Le président de l'arrondissement de Chicoutimi, Jacques Fortin, n'écarte pas la possibilité de se présenter à la mairie de Saguenay ou de demander un nouveau mandat comme conseiller aux prochaines élections municipales de novembre 2017.

Un texte de Chantale Desbiens

« Que ce soit comme échevin ou à d'autres niveaux, je ne ferme pas la porte à rien », a-t-il indiqué en entrevue à l'émission Café, boulot, Dodo, rappelant aussi qu'il reste un peu plus d'un an avant les élections.

« Si c'était aujourd'hui oui, je reviendrais, ajoute-t-il. Mais il reste encore un an et quelques mois. Il faut y penser sérieusement, c'est quand même un mandat de quatre ans. »

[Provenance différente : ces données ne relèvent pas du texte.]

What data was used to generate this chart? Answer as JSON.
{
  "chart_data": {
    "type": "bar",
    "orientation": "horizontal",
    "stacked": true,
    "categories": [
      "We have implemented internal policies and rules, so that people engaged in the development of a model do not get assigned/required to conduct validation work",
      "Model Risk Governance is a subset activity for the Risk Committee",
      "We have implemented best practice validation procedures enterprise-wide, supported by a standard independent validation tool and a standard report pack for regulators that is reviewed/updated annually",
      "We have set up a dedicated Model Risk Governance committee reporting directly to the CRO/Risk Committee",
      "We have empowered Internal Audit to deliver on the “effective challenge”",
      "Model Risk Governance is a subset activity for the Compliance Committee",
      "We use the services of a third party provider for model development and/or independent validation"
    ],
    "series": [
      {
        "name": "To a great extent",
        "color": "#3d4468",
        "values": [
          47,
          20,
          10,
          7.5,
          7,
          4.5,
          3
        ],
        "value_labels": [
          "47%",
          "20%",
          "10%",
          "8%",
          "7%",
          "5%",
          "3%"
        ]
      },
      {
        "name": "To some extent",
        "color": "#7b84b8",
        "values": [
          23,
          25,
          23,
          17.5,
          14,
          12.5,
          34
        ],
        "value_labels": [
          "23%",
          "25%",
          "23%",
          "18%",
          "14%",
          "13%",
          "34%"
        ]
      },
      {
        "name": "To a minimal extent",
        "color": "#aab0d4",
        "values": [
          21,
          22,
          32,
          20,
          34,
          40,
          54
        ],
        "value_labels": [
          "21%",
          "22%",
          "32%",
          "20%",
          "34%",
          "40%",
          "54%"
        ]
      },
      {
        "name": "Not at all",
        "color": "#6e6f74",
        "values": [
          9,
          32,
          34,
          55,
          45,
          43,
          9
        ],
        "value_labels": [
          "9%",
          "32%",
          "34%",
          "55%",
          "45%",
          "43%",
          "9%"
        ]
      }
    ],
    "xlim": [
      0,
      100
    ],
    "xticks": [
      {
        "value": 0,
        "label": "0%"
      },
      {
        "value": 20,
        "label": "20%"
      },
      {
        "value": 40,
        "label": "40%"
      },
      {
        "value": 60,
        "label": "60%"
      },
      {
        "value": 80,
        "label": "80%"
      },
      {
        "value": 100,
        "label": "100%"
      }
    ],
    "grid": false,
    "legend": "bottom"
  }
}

Toutefois, Jacques Fortin ne se présenterait pas sous la bannière du Parti des citoyens de Saguenay, dont il n'est pas membre actuellement. Le conseiller a admis qu'il ne croit pas aux partis politiques municipaux.

« Les citoyens n'ont jamais mis un parti au pouvoir ici, autant à Chicoutimi qu'à Saguenay, rappelle-t-il. Un bel exemple aux dernières élections, il y avait 19 conseillers qui se sont présentés pour un parti et il y en a deux qui ont été élus dans un parti. Au niveau municipal je ne sais pas, je me pose des questions sur un parti. »

Conseiller municipal depuis 24 ans et président de l'arrondissement de Chicoutimi depuis la fusion de Saguenay, Jacques Fortin affirme qu'il a acquis une bonne expérience en politique municipale.

Retour sur la décision du juge concernant l'achat d'un terrain

Par ailleurs, Jacques Fortin est soulagé et heureux de la décision du juge Bernard Godbout entourant l'achat par sa conjointe d'un terrain sur le boulevard Renaud, en 2006.

« Ça fait 10 ans que ça traîne », a-t-il affirmé à l'émission Café, boulot, Dodo. Il attendait la décision depuis février, après la fin de l'audition de la requête en déclaration d'inhabilité déposée contre lui par Louis-Philippe Thibeault et Daniel Bindley.

Le juge a reconnu que Jacques Fortin avait bien un intérêt direct dans la transaction réalisée entre la Ville de Saguenay et sa conjointe, Hélène Girard, mais qu'il n'avait pas bénéficié de conditions préférentielles en raison de son poste d'élu.

« J'ai toujours suivi les recommandations des fonctionnaires pour que tout se fasse légalement et selon les normes », souligne M. Fortin.

Avec son jugement, la Cour supérieure confirme que Jacques Fortin pourra continuer de siéger comme conseiller.